Ann and Don Bender's front yard is decorated with more than 3,600 flags to mark the number of U.S. military casualties in Iraq. Jason Beaubien, NPR
Sunday morning in Kansas City, Mo., Ann and Don Bender pushed 19 small American flags into the grass in front of their house. The new flags joined more than 3,600 already on their lawn to mark the number of U.S. military casualties in Iraq.
The display is in an affluent section of a reserved Midwestern city where political yard signs are rare.
The flags are arranged in a long strip 10 flags wide between the Bender's white fence and the road.
Don Bender has a huge yard but he's almost run out of space.
"We'll have to talk to our neighbor to see if we can expand into his yard if we have to," he says.
As Don adds more flags, his wife Ann is updating the pair of simple black and white signs that bookend the rows.

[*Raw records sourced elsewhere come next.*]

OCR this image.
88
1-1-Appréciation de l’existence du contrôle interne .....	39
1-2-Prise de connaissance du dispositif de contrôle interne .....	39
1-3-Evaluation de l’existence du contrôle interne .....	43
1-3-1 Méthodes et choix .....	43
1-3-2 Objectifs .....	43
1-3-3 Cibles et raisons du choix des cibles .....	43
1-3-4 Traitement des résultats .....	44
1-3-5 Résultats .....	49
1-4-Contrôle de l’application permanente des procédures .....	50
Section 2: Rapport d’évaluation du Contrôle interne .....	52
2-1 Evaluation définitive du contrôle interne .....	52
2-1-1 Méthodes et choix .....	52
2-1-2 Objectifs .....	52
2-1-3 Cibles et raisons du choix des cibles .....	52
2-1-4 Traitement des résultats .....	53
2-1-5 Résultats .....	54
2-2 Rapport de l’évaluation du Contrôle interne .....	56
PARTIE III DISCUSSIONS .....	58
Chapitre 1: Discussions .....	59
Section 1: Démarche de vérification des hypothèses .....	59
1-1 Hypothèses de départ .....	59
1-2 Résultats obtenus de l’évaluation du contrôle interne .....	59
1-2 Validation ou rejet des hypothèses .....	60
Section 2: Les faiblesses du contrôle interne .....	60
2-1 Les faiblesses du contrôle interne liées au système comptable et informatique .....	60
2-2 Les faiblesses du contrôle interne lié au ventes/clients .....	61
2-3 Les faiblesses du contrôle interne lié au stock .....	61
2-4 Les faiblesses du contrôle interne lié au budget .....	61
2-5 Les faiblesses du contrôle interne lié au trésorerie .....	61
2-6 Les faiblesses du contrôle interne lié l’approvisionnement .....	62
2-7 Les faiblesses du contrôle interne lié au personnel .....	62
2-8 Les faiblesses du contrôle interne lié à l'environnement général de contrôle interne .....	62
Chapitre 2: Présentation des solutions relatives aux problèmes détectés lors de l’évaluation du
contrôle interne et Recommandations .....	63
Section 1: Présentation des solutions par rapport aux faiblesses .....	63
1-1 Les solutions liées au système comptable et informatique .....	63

The new total is 3,632.
Ann and Don Bender, who both grew up in Kansas City, were hesitant about putting out the display. Ann notes that this is the Midwest where people usually don't like to call attention to themselves. And they've never done something like this before. But she says their frustration with the war in Iraq finally overcame their inhibitions.
"Our children hear us talk about it, express our unhappiness with what's going on," Ann says. "We finally thought they need to see us doing something, take a stand in some way."
The Benders originally put the flags out in the middle of the night on July 3.
They planned to take the display down after the Fourth of July, but they got so much positive response that they've decided to leave it up.
Veterans have stopped by to thank them. People have left notes.
Ann has found it surprisingly moving for her, too. One night, a storm knocked many of the flags over. She and Don went out to straighten them.
"It was my first exposure to starting at one end and working our way down. And I just became so overcome by 'every flag's got to be straight.' And every one of these is somebody who's died over there and their mothers would want their flags standing up straight."
The Benders aren't calling for an immediate pullout of U.S. troops.
Neither of them claims to have the answer for the war in Iraq. They say they simply don't know what the solution is, but in the meantime, they hope people who drive past their house each day remember how many American soldiers have died in the war.